The 0.6B end-to-end laptop tier

The same 3,683,428-document corpus and served representation channel, re-embedded once with Qwen3-Embedding-0.6B (1024-d, row-aligned with the served meta), so the query encoder itself runs on a laptop CPU. This closes the honest caveat of the v1.1 quantized tier, whose queries still needed 8B-space vectors from a GPU box.

Serve it with one env var (composes with the quantized sidecars):

MATHLAS_ENCODER=0.6b MATHLAS_QUANTIZED=binary python -m mathlas.server

Measured (n=3000 body-to-slogan self-recall, full 3.68M index)

dense config R@1 R@10 end-to-end warm
0.6B fp16 exact (tier baseline) 0.544 0.745 -
0.6B binary top-1000 + int8 rescore 0.545 0.745 0.67 s/query (4 CPU threads), 0.88 s (2)
8B quantized tier (reference) 0.614 0.832 2.4 s/query, search only (encoder needs a GPU box)
  • Quantization is again recall-lossless within the tier; raw 1024-bit Hamming alone loses 4.5pp R@1, so the rescore stage is load-bearing at this dimension.
  • The honest price of CPU-sized query encoding is about 7-9pp recall vs the 8B tier.

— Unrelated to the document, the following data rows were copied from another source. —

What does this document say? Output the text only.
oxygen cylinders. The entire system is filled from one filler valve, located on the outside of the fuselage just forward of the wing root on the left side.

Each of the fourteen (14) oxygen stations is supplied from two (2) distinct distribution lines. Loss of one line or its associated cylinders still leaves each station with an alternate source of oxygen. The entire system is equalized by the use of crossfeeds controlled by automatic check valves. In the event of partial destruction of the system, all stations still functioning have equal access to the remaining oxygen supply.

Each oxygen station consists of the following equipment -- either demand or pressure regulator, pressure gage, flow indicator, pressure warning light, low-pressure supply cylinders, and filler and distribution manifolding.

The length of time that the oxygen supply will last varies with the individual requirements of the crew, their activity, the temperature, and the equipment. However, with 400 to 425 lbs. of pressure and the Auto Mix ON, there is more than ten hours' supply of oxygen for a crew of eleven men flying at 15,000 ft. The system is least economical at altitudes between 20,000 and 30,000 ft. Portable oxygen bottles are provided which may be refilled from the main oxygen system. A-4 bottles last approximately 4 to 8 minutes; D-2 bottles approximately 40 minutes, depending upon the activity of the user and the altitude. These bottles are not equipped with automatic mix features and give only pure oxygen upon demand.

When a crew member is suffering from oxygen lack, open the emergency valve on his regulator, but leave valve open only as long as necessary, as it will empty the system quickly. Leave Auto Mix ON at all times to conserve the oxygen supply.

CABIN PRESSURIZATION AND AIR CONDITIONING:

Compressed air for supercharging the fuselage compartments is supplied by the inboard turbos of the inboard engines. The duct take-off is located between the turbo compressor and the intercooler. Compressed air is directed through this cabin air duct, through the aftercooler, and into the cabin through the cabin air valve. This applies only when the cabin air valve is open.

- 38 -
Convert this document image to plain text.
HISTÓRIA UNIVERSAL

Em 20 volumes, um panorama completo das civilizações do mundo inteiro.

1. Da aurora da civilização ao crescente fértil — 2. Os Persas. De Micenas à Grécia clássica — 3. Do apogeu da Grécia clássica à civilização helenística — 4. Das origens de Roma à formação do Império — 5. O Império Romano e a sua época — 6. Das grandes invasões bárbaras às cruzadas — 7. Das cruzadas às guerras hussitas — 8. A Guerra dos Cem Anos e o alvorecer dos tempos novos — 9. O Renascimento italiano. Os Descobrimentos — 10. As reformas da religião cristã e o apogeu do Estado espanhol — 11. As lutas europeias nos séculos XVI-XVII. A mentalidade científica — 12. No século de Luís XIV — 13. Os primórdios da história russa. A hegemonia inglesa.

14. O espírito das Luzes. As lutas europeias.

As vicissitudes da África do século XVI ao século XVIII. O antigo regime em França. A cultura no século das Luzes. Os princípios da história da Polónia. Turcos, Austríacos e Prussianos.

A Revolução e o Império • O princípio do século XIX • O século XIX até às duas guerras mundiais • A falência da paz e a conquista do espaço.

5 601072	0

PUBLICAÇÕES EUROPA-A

The dual-channel 8B configuration (0.965 / 0.999) remains the big-box quality ceiling.
  • The latency number is the first in the ladder to include query encoding, because this is the first tier whose encoder (~1.2 GB) fits on the target machine.
  • Dense-channel footprint: 0.47 GB binary sidecar + ~1.2 GB encoder (~1.7 GB), with a 3.77 GB int8 rescore source read per query, not resident.
  • TheoremSearch-110 corpus-only probe: Hit@20 8.2% / 10.0% theorem/paper vs the 8B tier's 10.0% / 11.8% (both licensing-bounded floors).

Full tables, protocol, and caveats: docs/QUANTIZED_TIER.md and RESULTS.md. Build: scripts/build_06b_index.py; eval: scripts/eval_06b_tier.py; serving mechanism pinned by tests/test_encoder_tier.py.

Gate: pytest 118 passed / 1 skipped.